Tuesday, May 11, 2021

Virginia Joins California in Consumer Rights Protection

Enhanced data privacy rights are coming your way. The Europeans started it with the GDPR in 2018, followed soon thereafter by California’s California Consumer Privacy Act (CCPA).

As businesses focused on GDPR and CCPA compliance, California voters passed an initiative and a new law known as the California Privacy Rights Act (CPRA) that takes effect January 1, 2023.

The newest kid on the block is Virginia, with Governor Northam signing into law the Virginia Consumer Data Protection Act (CDPA) on March 1, 2021. It takes effect the same day as the CPRA — January 1, 2023. 
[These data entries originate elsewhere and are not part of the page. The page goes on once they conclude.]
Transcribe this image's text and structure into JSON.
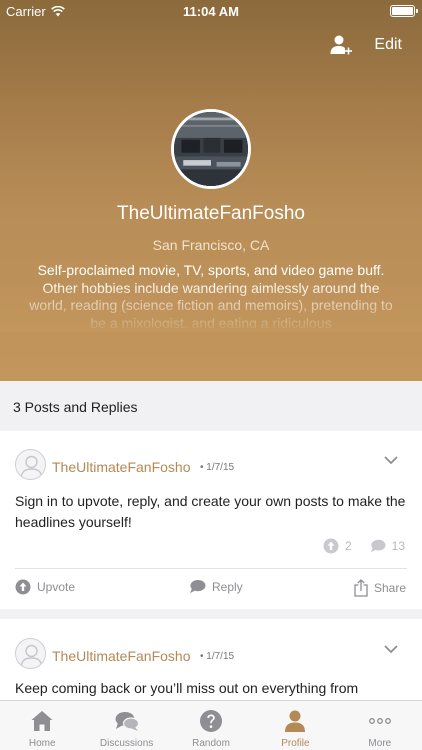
{
  "status": {
    "carrier": "Carrier",
    "time": "11:04 AM"
  },
  "header": {
    "edit_label": "Edit",
    "add_user_icon": "add-user-icon"
  },
  "profile": {
    "username": "TheUltimateFanFosho",
    "location": "San Francisco, CA",
    "bio": "Self-proclaimed movie, TV, sports, and video game buff. Other hobbies include wandering aimlessly around the world, reading (science fiction and memoirs), pretending to be a mixologist, and eating a ridiculous"
  },
  "section": {
    "title": "3 Posts and Replies"
  },
  "posts": [
    {
      "author": "TheUltimateFanFosho",
      "date": "• 1/7/15",
      "body": "Sign in to upvote, reply, and create your own posts to make the headlines yourself!",
      "upvotes": "2",
      "comments": "13",
      "actions": {
        "upvote": "Upvote",
        "reply": "Reply",
        "share": "Share"
      }
    },
    {
      "author": "TheUltimateFanFosho",
      "date": "• 1/7/15",
      "body": "Keep coming back or you’ll miss out on everything from"
    }
  ],
  "tabs": [
    {
      "label": "Home",
      "icon": "home-icon"
    },
    {
      "label": "Discussions",
      "icon": "discussions-icon"
    },
    {
      "label": "Random",
      "icon": "random-icon"
    },
    {
      "label": "Profile",
      "icon": "profile-icon",
      "active": true
    },
    {
      "label": "More",
      "icon": "more-icon"
    }
  ],
  "colors": {
    "accent": "#b38a55",
    "tab_inactive": "#8e8e93",
    "hero_top": "#8b6a3c",
    "hero_bottom": "#c3965c"
  }
}
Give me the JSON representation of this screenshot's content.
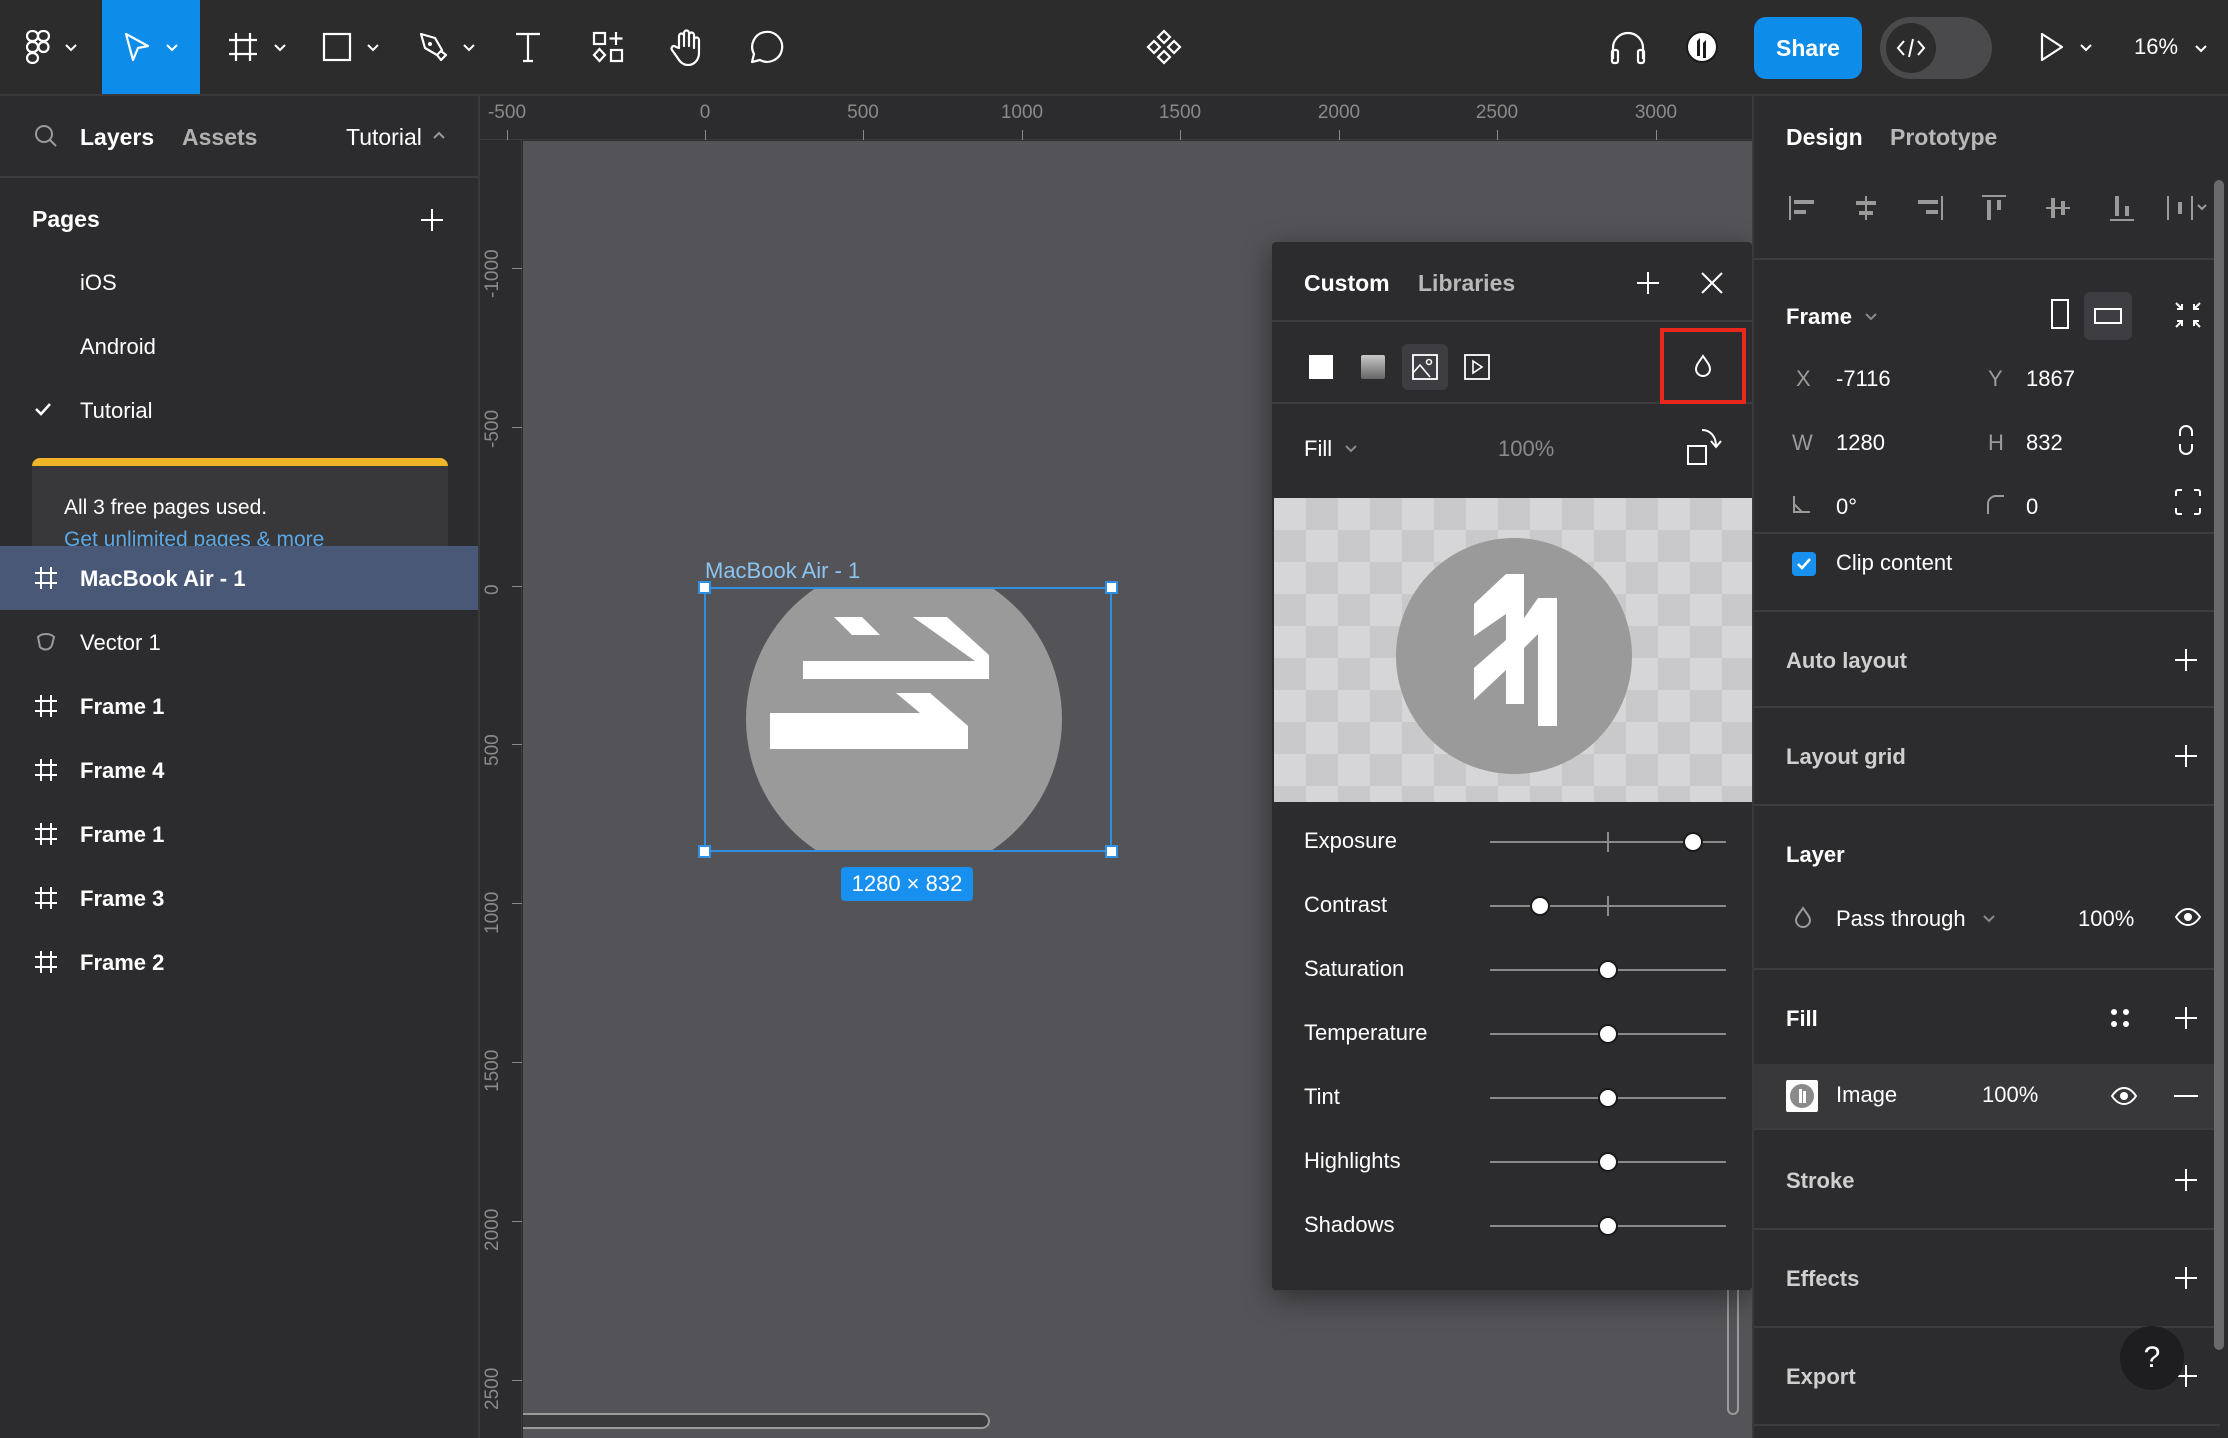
{
  "toolbar": {
    "tools": [
      "main-menu",
      "move",
      "frame",
      "shape",
      "pen",
      "text",
      "resources",
      "hand",
      "comment"
    ],
    "active_tool": "move",
    "center_icon": "components-icon",
    "share_label": "Share",
    "dev_mode_label": "</>",
    "zoom_level": "16%"
  },
  "left_panel": {
    "tabs": {
      "layers": "Layers",
      "assets": "Assets"
    },
    "page_selector": "Tutorial",
    "pages_heading": "Pages",
    "pages": [
      {
        "label": "iOS",
        "current": false
      },
      {
        "label": "Android",
        "current": false
      },
      {
        "label": "Tutorial",
        "current": true
      }
    ],
    "upsell": {
      "text": "All 3 free pages used.",
      "link": "Get unlimited pages & more"
    },
    "layers": [
      {
        "name": "MacBook Air - 1",
        "type": "frame",
        "selected": true
      },
      {
        "name": "Vector 1",
        "type": "vector",
        "selected": false
      },
      {
        "name": "Frame 1",
        "type": "frame",
        "selected": false
      },
      {
        "name": "Frame 4",
        "type": "frame",
        "selected": false
      },
      {
        "name": "Frame 1",
        "type": "frame",
        "selected": false
      },
      {
        "name": "Frame 3",
        "type": "frame",
        "selected": false
      },
      {
        "name": "Frame 2",
        "type": "frame",
        "selected": false
      }
    ]
  },
  "rulers": {
    "top": [
      "-500",
      "0",
      "500",
      "1000",
      "1500",
      "2000",
      "2500",
      "3000"
    ],
    "left": [
      "-1000",
      "-500",
      "0",
      "500",
      "1000",
      "1500",
      "2000",
      "2500"
    ]
  },
  "canvas": {
    "frame_name": "MacBook Air - 1",
    "frame_size": "1280 × 832"
  },
  "fill_popup": {
    "tabs": {
      "custom": "Custom",
      "libraries": "Libraries"
    },
    "fill_types": [
      "solid",
      "gradient",
      "image",
      "video"
    ],
    "active_fill_type": "image",
    "mode_label": "Fill",
    "opacity": "100%",
    "adjustments": [
      {
        "label": "Exposure",
        "value": 0.72,
        "bipolar": true
      },
      {
        "label": "Contrast",
        "value": -0.58,
        "bipolar": true
      },
      {
        "label": "Saturation",
        "value": 0,
        "bipolar": false
      },
      {
        "label": "Temperature",
        "value": 0,
        "bipolar": false
      },
      {
        "label": "Tint",
        "value": 0,
        "bipolar": false
      },
      {
        "label": "Highlights",
        "value": 0,
        "bipolar": false
      },
      {
        "label": "Shadows",
        "value": 0,
        "bipolar": false
      }
    ]
  },
  "right_panel": {
    "tabs": {
      "design": "Design",
      "prototype": "Prototype"
    },
    "frame_heading": "Frame",
    "x_label": "X",
    "x": "-7116",
    "y_label": "Y",
    "y": "1867",
    "w_label": "W",
    "w": "1280",
    "h_label": "H",
    "h": "832",
    "rotation": "0°",
    "corner_radius": "0",
    "clip_content_label": "Clip content",
    "clip_content": true,
    "auto_layout": "Auto layout",
    "layout_grid": "Layout grid",
    "layer_heading": "Layer",
    "blend_mode": "Pass through",
    "layer_opacity": "100%",
    "fill_heading": "Fill",
    "fill_type": "Image",
    "fill_opacity": "100%",
    "stroke": "Stroke",
    "effects": "Effects",
    "export": "Export",
    "help": "?"
  },
  "colors": {
    "accent": "#0d8ce9",
    "selection": "#2f8fe0",
    "highlight_box": "#e8281c",
    "upsell_bar": "#f0b429",
    "selected_layer": "#4a5878"
  }
}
Not many were paying attention as the CDPA flew through the Virginia Legislature, passing by overwhelming margin in fewer than two months. Similar privacy legislation has been introduced in other states including Washington, Colorado, Connecticut, and Minnesota.  

What are the implications of the CDPA and how is it different than the CCPA or CPRA? 

The Virginia law differs from the California approach and adds a few operational challenges for businesses, including:

  • A broader affirmative consent or opt-in requirement to process sensitive personal data. 
  • A broader opt-out right of processing personal data that covers not only sales of personal data, but also targeted advertising and profiling decisions that produce legal or similarly significant effects.
  • Similar to the GDPR, mandatory data protection assessments are required for sales, targeted advertising, and profiling, including profiling that presents a reasonably foreseeable risk of unfair or deceptive treatment. 
  • The roles of controllers and processors are defined with specific processor role-based requirements and obligations to provide assistance to and adhere to the controller’s instructions and to demonstrate compliance with processor obligations. 

There is some good news for businesses:

  • Employee data and B2B data is not covered under CDPA. Personal data under the CDPA excludes employee, business-to-business data, de-identified data, and publicly available information. 
  • “Sale” of data under the CDPA is narrower than the CCPA and is limited to the exchange of personal data for monetary consideration by a controller to a third party. 
  • The CDPA does not include a private right of action. The Virginia attorney general can, however, seek fines for failure to cure a violation of up to $7,500 per violation.

The CCPA, CPRA, and CDPA will likely be followed by other states and add further complexity to a confusing and sometimes contradictory array of global data privacy compliance requirements.